素的すてき、々々、望み通りにいつたぜ………。」と番頭は低めた聲で「のみと袋とを忘れはしまいなア、さうか、し、ぢや縁へ手をかけて………さうだ………飛び上れ………。」
 途端に上泉博士は猛然として金庫の横から躍り出て、番頭の肩をムンズと掴んだ。と、穴の下なる禿頭は吃驚仰天びつくりぎやうてん、逃げんとするのを、かさず岩間警部が[#「岩間警部が」は底本では「岩田警部が」]飛び掛つたが、羽織だけ手に殘つて體は闇に沈んでしまつた。
「畜生。」
と番頭が短銃ピストルを取出した。其銃身がキラリと光る一刹那、博士は力を込めてポンと叩く、短銃ピストルは曲者の手を放れてガラ/″\と穴に轉がり落ちる。
「どうぢや、隼の關三、もう觀念して恐れれい!」
と博士が温和おとなしく言つた。
「あゝ/\、巧くやられたなア!」と隼の關三はちつとも惡怯わるびれず「一歩ひとあし違ひで禿彦はげひこの奴めうめえことをしやがつた!」
「所が向ふの出口の質屋の周圍は巡査がすつかり取り卷いて居るぞよ。」
「お前等の若禿組合の仕組みにも感心ぢや。却々なか/\新奇で效目きゝめがあつたなう。」
「それも併し上泉先生の目に掛つてはおしまひだ。貴樣の仲間はもう彼方あつちの口で繩に掛つたらう。隼の關三、年貢の納め時だ、神妙にしろ!」
と岩間警部がドンと衝く。衝かれてハツと床にのめるのを一條ひとすぢ取繩とりなはが彼の體を卷いたのである。

   *  *  *  *  *  *

 翌日中尾醫學士が高輪たかなはていに上泉博士を訪ねて、今回の若禿組合事件探偵の徑路を訊くと、博士はの如く物語つた。

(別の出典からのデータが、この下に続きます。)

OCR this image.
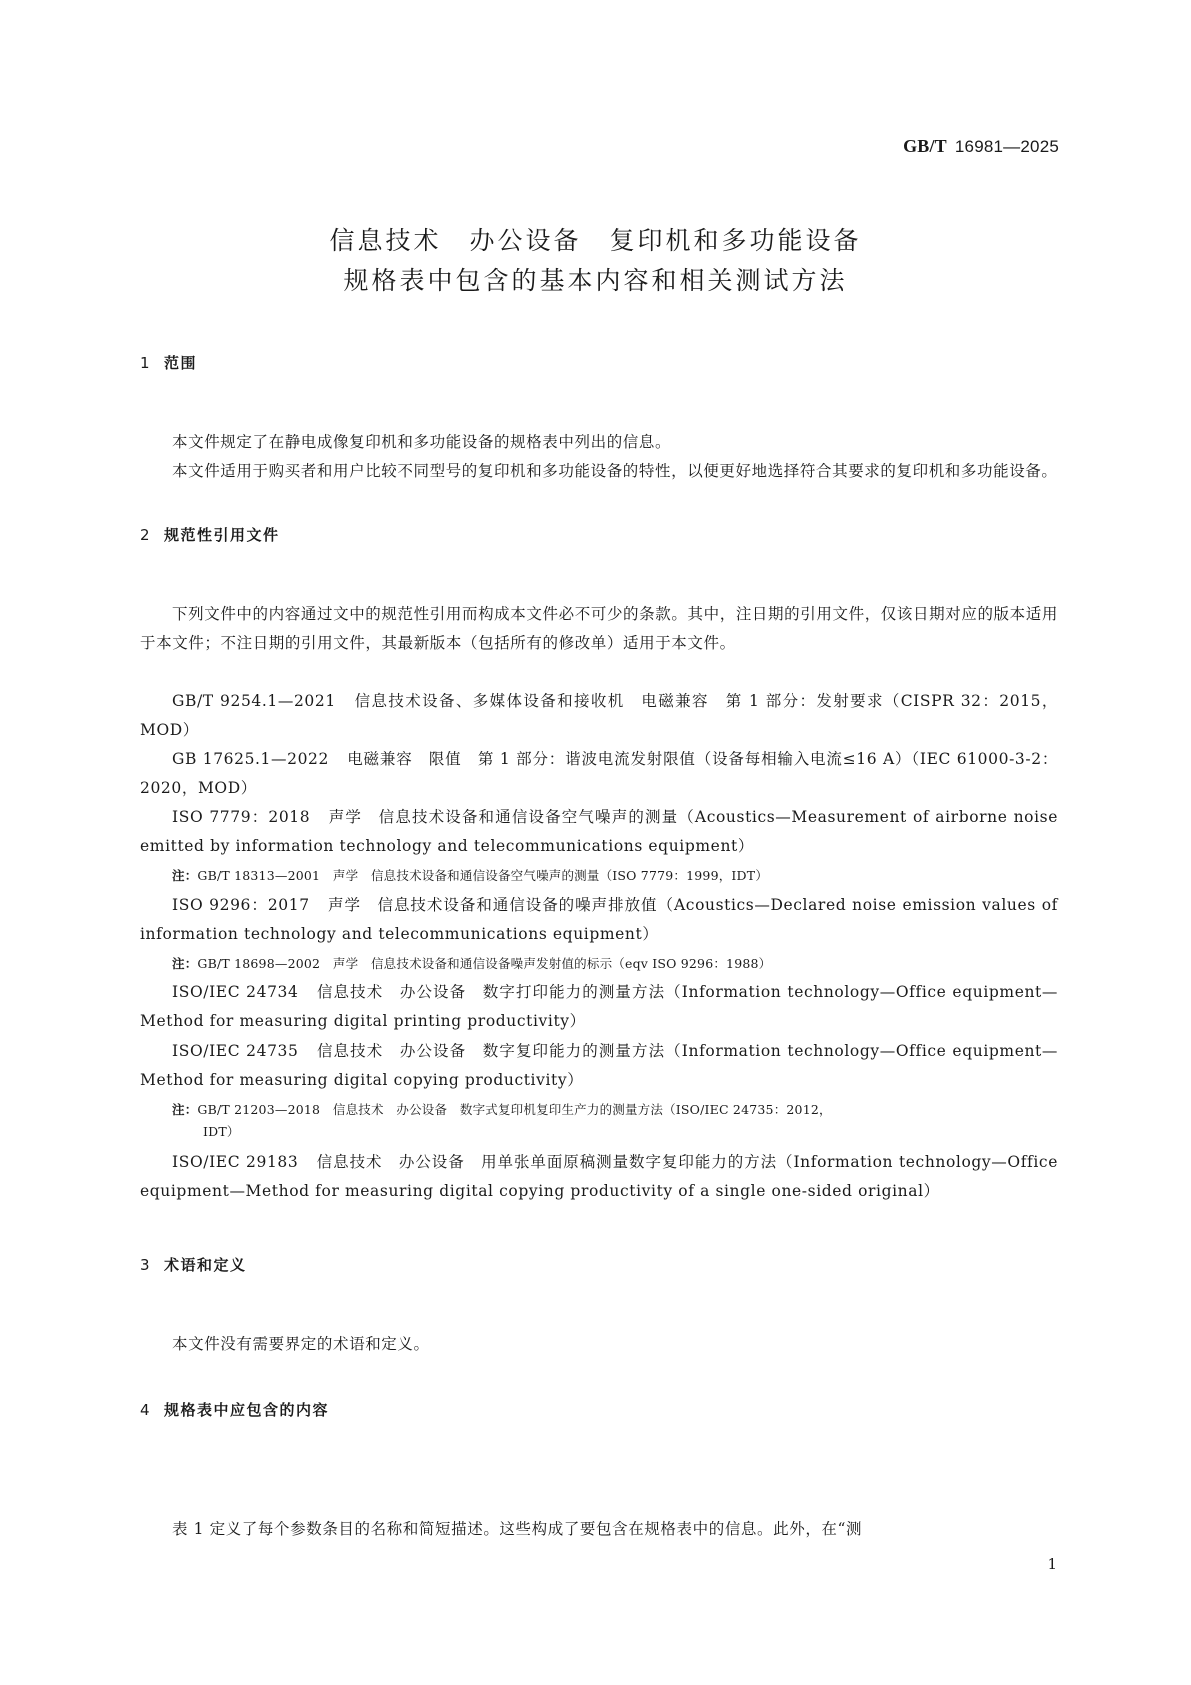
GB/T 16981—2025
信息技术　办公设备　复印机和多功能设备
规格表中包含的基本内容和相关测试方法
1 范围
本文件规定了在静电成像复印机和多功能设备的规格表中列出的信息。
本文件适用于购买者和用户比较不同型号的复印机和多功能设备的特性，以便更好地选择符合其要求的复印机和多功能设备。
2 规范性引用文件
下列文件中的内容通过文中的规范性引用而构成本文件必不可少的条款。其中，注日期的引用文件，仅该日期对应的版本适用于本文件；不注日期的引用文件，其最新版本（包括所有的修改单）适用于本文件。
GB/T 9254.1—2021 信息技术设备、多媒体设备和接收机　电磁兼容　第 1 部分：发射要求（CISPR 32：2015，MOD）
GB 17625.1—2022 电磁兼容　限值　第 1 部分：谐波电流发射限值（设备每相输入电流≤16 A）（IEC 61000-3-2：2020，MOD）
ISO 7779：2018 声学　信息技术设备和通信设备空气噪声的测量（Acoustics—Measurement of airborne noise emitted by information technology and telecommunications equipment）
注：GB/T 18313—2001　声学　信息技术设备和通信设备空气噪声的测量（ISO 7779：1999，IDT）
ISO 9296：2017 声学　信息技术设备和通信设备的噪声排放值（Acoustics—Declared noise emission values of information technology and telecommunications equipment）
注：GB/T 18698—2002　声学　信息技术设备和通信设备噪声发射值的标示（eqv ISO 9296：1988）
ISO/IEC 24734 信息技术　办公设备　数字打印能力的测量方法（Information technology—Office equipment—Method for measuring digital printing productivity）
ISO/IEC 24735 信息技术　办公设备　数字复印能力的测量方法（Information technology—Office equipment—Method for measuring digital copying productivity）
注：GB/T 21203—2018　信息技术　办公设备　数字式复印机复印生产力的测量方法（ISO/IEC 24735：2012，
IDT）
ISO/IEC 29183 信息技术　办公设备　用单张单面原稿测量数字复印能力的方法（Information technology—Office equipment—Method for measuring digital copying productivity of a single one-sided original）
3 术语和定义
本文件没有需要界定的术语和定义。
4 规格表中应包含的内容
表 1 定义了每个参数条目的名称和简短描述。这些构成了要包含在规格表中的信息。此外，在“测
1
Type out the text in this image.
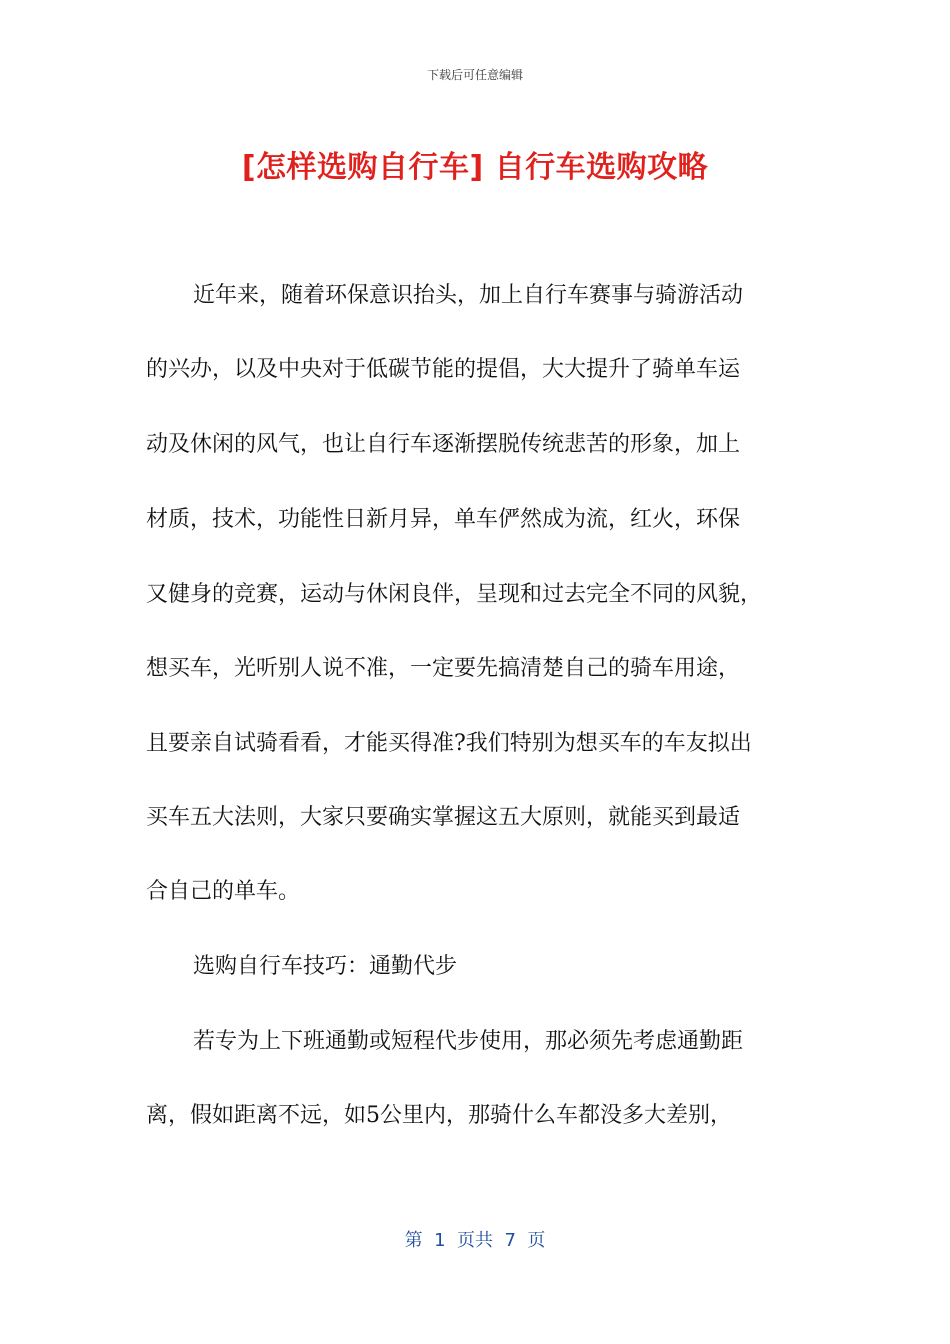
下载后可任意编辑
[怎样选购自行车] 自行车选购攻略
近年来，随着环保意识抬头，加上自行车赛事与骑游活动
的兴办，以及中央对于低碳节能的提倡，大大提升了骑单车运
动及休闲的风气，也让自行车逐渐摆脱传统悲苦的形象，加上
材质，技术，功能性日新月异，单车俨然成为流，红火，环保
又健身的竞赛，运动与休闲良伴，呈现和过去完全不同的风貌，
想买车，光听别人说不准，一定要先搞清楚自己的骑车用途，
且要亲自试骑看看，才能买得准?我们特别为想买车的车友拟出
买车五大法则，大家只要确实掌握这五大原则，就能买到最适
合自己的单车。
选购自行车技巧：通勤代步
若专为上下班通勤或短程代步使用，那必须先考虑通勤距
离，假如距离不远，如5公里内，那骑什么车都没多大差别，
第  1  页共  7  页
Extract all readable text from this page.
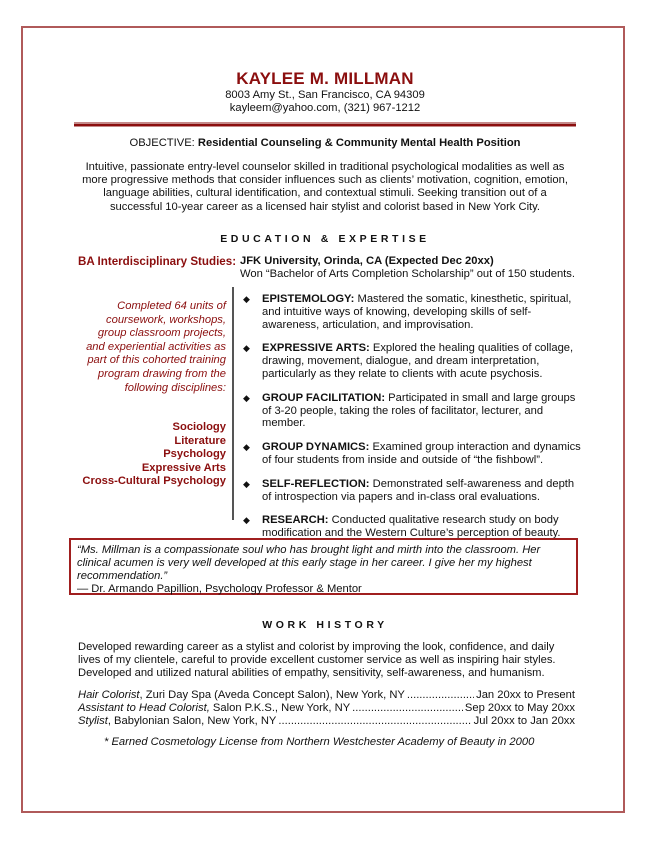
KAYLEE M. MILLMAN
8003 Amy St., San Francisco, CA 94309
kayleem@yahoo.com, (321) 967-1212
OBJECTIVE: Residential Counseling & Community Mental Health Position
Intuitive, passionate entry-level counselor skilled in traditional psychological modalities as well as more progressive methods that consider influences such as clients’ motivation, cognition, emotion, language abilities, cultural identification, and contextual stimuli. Seeking transition out of a successful 10-year career as a licensed hair stylist and colorist based in New York City.
EDUCATION & EXPERTISE
BA Interdisciplinary Studies: JFK University, Orinda, CA (Expected Dec 20xx)
Won “Bachelor of Arts Completion Scholarship” out of 150 students.
Completed 64 units of coursework, workshops, group classroom projects, and experiential activities as part of this cohorted training program drawing from the following disciplines:
Sociology
Literature
Psychology
Expressive Arts
Cross-Cultural Psychology
◆ EPISTEMOLOGY: Mastered the somatic, kinesthetic, spiritual, and intuitive ways of knowing, developing skills of self-awareness, articulation, and improvisation.
◆ EXPRESSIVE ARTS: Explored the healing qualities of collage, drawing, movement, dialogue, and dream interpretation, particularly as they relate to clients with acute psychosis.
◆ GROUP FACILITATION: Participated in small and large groups of 3-20 people, taking the roles of facilitator, lecturer, and member.
◆ GROUP DYNAMICS: Examined group interaction and dynamics of four students from inside and outside of “the fishbowl”.
◆ SELF-REFLECTION: Demonstrated self-awareness and depth of introspection via papers and in-class oral evaluations.
◆ RESEARCH: Conducted qualitative research study on body modification and the Western Culture’s perception of beauty.
“Ms. Millman is a compassionate soul who has brought light and mirth into the classroom. Her clinical acumen is very well developed at this early stage in her career. I give her my highest recommendation.”
— Dr. Armando Papillion, Psychology Professor & Mentor
WORK HISTORY
Developed rewarding career as a stylist and colorist by improving the look, confidence, and daily lives of my clientele, careful to provide excellent customer service as well as inspiring hair styles. Developed and utilized natural abilities of empathy, sensitivity, self-awareness, and humanism.
Hair Colorist, Zuri Day Spa (Aveda Concept Salon), New York, NY .....	Jan 20xx to Present
Assistant to Head Colorist, Salon P.K.S., New York, NY .....	Sep 20xx to May 20xx
Stylist, Babylonian Salon, New York, NY .....	Jul 20xx to Jan 20xx
* Earned Cosmetology License from Northern Westchester Academy of Beauty in 2000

 惡漢等が相謀あひはかつて有りもせぬ若禿組合を組織したのが、(禿彦の頭の禿げたるを利用して)抑々そも/\深謀遠慮の存する所。一週間十圓五十錢の犧牲を拂つて同じく禿頭の質屋の主人を雇ふたのは、毎日一定の時間彼をして其家そのいへを不在にせしむる策※さくりやく[#「田/各」、266-5]であつた。番頭仙吉が無給で雇はれてゐると聞いた時から博士は既にその何等かの目的ある事を觀破くわんぱしたのである。しからば其目的は何であらう。質屋の主人の妹が若い美人であつたならば戀の爲めとも言はれやうが、妹は醜婦しうふ、それに目を掛ける謂れはない、財産強奪の爲めとしては大津屋は餘りに貧乏なうちである。と何うしても番頭が入込いりこんだ目的は質屋の家屋其物そのものを利用する爲めとより他は思はれぬ。時に博士は番頭が寫眞道樂で時々穴藏に籠もると聞いたあゝ穴藏! しかして番頭の人相はかねて目を付けてゐる惡人隼の關三に酷似こくじする! 隼はいへの穴藏に籠もつて何等かの仕事をする爲めに番頭に化けたのである。そして其仕事は數十じつを要する大仕事である。博士は種々しゆ/″\推測の結果穴藏よりの場所に通ずる長き隧道とんねる穿うがつのほか、かくの如き長日月ちやうじつげつを要する仕事はないと斷定した。
 ついで博士等の大津屋偵察となつた。金時計を利用して博士は番頭の正體しやうたいはたして隼であることをたしかめた。其時に洋杖ステツキさきで土間を叩いたのは、隧道とんねるの方向がいづれに向つてゐるかを探つたのである。尚ほ博士は隼の前垂に注意した。その膝のへん擦切すりきれて泥の痕を存してゐたのは、益々地下の仕事をしてゐる事を確證かくしようした。然らば隧道とんねるく先は如何いかん。博士は附近の形勢を視察した。果然彼の眼に燒き付く樣に映つたのは、道路をへだてた石造せきざうの帝國銀行の大建築! しかも問題は其夜そのよに切迫してゐた、如何いかんとなれば彼等が若禿組合を解散したのは、即ち隧道とんねるが成就して最早質屋の主人の外出ぐわいしゆつを要しなくなつたからである。其處そこ捕方とりかたに向つたのであつた。